European Bank to Help in the Recovery of Greek Enterprises After the Pandemic

January 12, 2021

ATHENS — The European Bank for Reconstruction and Development (EBRD) is willing to support the Greek government's efforts for the recovery of enterprises after the pandemic crisis, Dimitra Papandreou, principal manager of EBRD and head of the programme of Consultancy Services to Small- and Medium-sized Enterprises in Greece, told the Athens-Macedonian News Agency (ANA) on Tuesday.

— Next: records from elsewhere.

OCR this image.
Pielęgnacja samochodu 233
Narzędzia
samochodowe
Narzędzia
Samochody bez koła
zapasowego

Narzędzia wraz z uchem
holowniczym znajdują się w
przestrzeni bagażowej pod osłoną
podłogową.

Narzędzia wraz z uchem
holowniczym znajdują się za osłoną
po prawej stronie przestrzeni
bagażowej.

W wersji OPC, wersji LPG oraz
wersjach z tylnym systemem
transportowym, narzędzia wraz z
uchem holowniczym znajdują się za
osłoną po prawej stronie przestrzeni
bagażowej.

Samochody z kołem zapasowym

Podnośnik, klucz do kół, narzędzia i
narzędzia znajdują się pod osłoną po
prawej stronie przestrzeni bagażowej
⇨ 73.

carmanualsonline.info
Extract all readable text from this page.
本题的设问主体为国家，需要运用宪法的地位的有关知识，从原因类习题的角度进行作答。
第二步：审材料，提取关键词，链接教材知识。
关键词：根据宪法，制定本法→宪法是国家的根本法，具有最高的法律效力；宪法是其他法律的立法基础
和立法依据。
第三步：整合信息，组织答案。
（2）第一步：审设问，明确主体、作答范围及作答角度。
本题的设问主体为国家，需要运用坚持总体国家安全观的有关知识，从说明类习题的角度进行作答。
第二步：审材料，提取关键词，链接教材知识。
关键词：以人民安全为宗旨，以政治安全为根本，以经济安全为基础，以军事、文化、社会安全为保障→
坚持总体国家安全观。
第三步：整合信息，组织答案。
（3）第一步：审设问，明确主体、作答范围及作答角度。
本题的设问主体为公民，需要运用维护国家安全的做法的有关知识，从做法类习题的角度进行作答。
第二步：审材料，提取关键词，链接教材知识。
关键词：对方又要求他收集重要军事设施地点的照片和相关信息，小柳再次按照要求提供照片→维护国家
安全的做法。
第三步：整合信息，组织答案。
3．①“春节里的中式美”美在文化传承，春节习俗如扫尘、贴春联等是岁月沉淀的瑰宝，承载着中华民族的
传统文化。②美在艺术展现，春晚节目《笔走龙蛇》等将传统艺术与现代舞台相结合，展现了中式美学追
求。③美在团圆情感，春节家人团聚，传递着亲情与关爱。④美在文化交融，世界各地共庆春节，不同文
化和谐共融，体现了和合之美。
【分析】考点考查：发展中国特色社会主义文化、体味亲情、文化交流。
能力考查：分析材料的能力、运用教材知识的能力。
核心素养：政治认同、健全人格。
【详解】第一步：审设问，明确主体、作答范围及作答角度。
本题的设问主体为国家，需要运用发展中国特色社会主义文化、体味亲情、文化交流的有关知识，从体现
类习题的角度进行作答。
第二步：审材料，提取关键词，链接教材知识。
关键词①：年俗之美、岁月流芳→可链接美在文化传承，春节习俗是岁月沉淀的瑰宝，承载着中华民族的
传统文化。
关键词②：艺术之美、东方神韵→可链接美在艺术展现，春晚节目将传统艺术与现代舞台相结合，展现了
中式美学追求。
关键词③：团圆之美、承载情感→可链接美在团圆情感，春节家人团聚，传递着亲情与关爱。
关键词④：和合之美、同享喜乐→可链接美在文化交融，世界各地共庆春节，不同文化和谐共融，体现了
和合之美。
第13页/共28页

The main problems facing Greek SMEs during the pandemic are difficulty in obtaining direct financing of moving capital, delays in the delivery of raw materials and an inability to quickly adapt their operating model to find new customers, for example through e-commerce, Papandreou said, adding: "One of the initiatives we promoted during the pandemic is creation of an e-platform "KnowHow Academy" offering free educational content on facing the crisis, addressed to SMEs, with issues such as customer/supply management, financial management, funding, personnel management and leadership challenges. We continue to be close to the needs of the market, offering consultancy services to Greek SMEs through a network of certified consultants in Greece and abroad. EBRD covers 70-88 pct of the net cost of consultancy work".

"The main change in Greek SMEs is technological transformation. We saw a big increase in demand for e-commerce services. We believe that, although it started as a solution created by the need to deal with the pandemic, it will evolve into a new way of doing business. We expect a relative growth of IT companies and the creation of startups in this sector. EBRD wants to help in this direction," Papandreou said.

The EBRD's principal manager noted that 80 pct of enterprises participating in its programmes raised their turnover by an average 19 pct, 80 pct raised exports by more than 9.0 pct and a 62 pct raised their workforce by an average 16 pct.

Papandreou noted that the EBRD was working to cover the needs of enterprises around the country and stressed that more than 70 pct of its customers were based outside Attica.